🤖 AI Summary
Manually authoring access control policies is error-prone and costly, particularly in security-critical systems. Method: This work proposes a zero-shot large language model (LLM)-based automated policy synthesis method, centered on a fine-grained prompt template grounded in AWS IAM policy syntax. The template accommodates two input modalities: structured request lists and natural language descriptions—requiring neither fine-tuning nor in-context examples. Contribution/Results: Experimental evaluation demonstrates that the structured prompting significantly improves policy correctness over generic zero-shot baselines, achieving 100% compliance with syntactic validity and fundamental semantic constraints (e.g., action-resource alignment and permission minimality). The approach enables scalable, low-barrier policy engineering for security-sensitive applications, establishing a novel paradigm for LLM-driven access control automation.
📝 Abstract
Cloud compute systems allow administrators to write access control policies that govern access to private data. While policies are written in convenient languages, such as AWS Identity and Access Management Policy Language, manually written policies often become complex and error prone.

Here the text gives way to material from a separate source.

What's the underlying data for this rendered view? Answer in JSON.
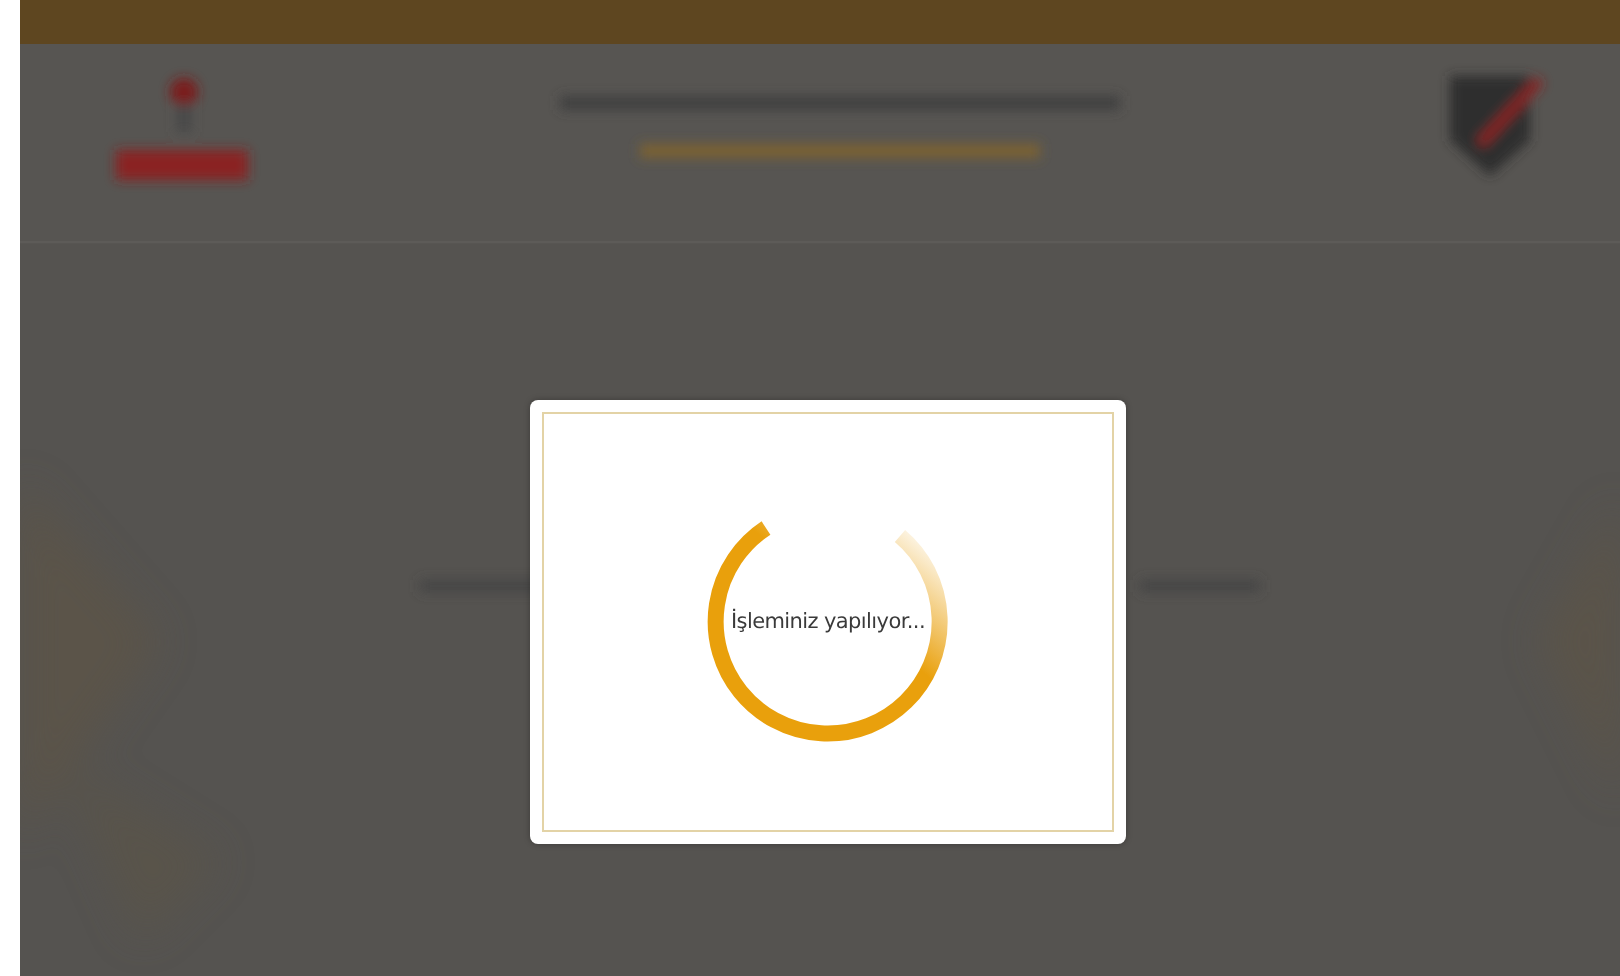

In this paper, we investigate whether and how well Large Language Models (LLMs) can be used to synthesize access control policies. Our investigation focuses on the task of taking an access control request specification and zero-shot prompting LLMs to synthesize a well-formed access control policy which correctly adheres to the request specification. We consider two scenarios, one which the request specification is given as a concrete list of requests to be allowed or denied, and another in which a natural language description is used to specify sets of requests to be allowed or denied. We then argue that for zero-shot prompting, more precise and structured prompts using a syntax based approach are necessary and experimentally show preliminary results validating our approach.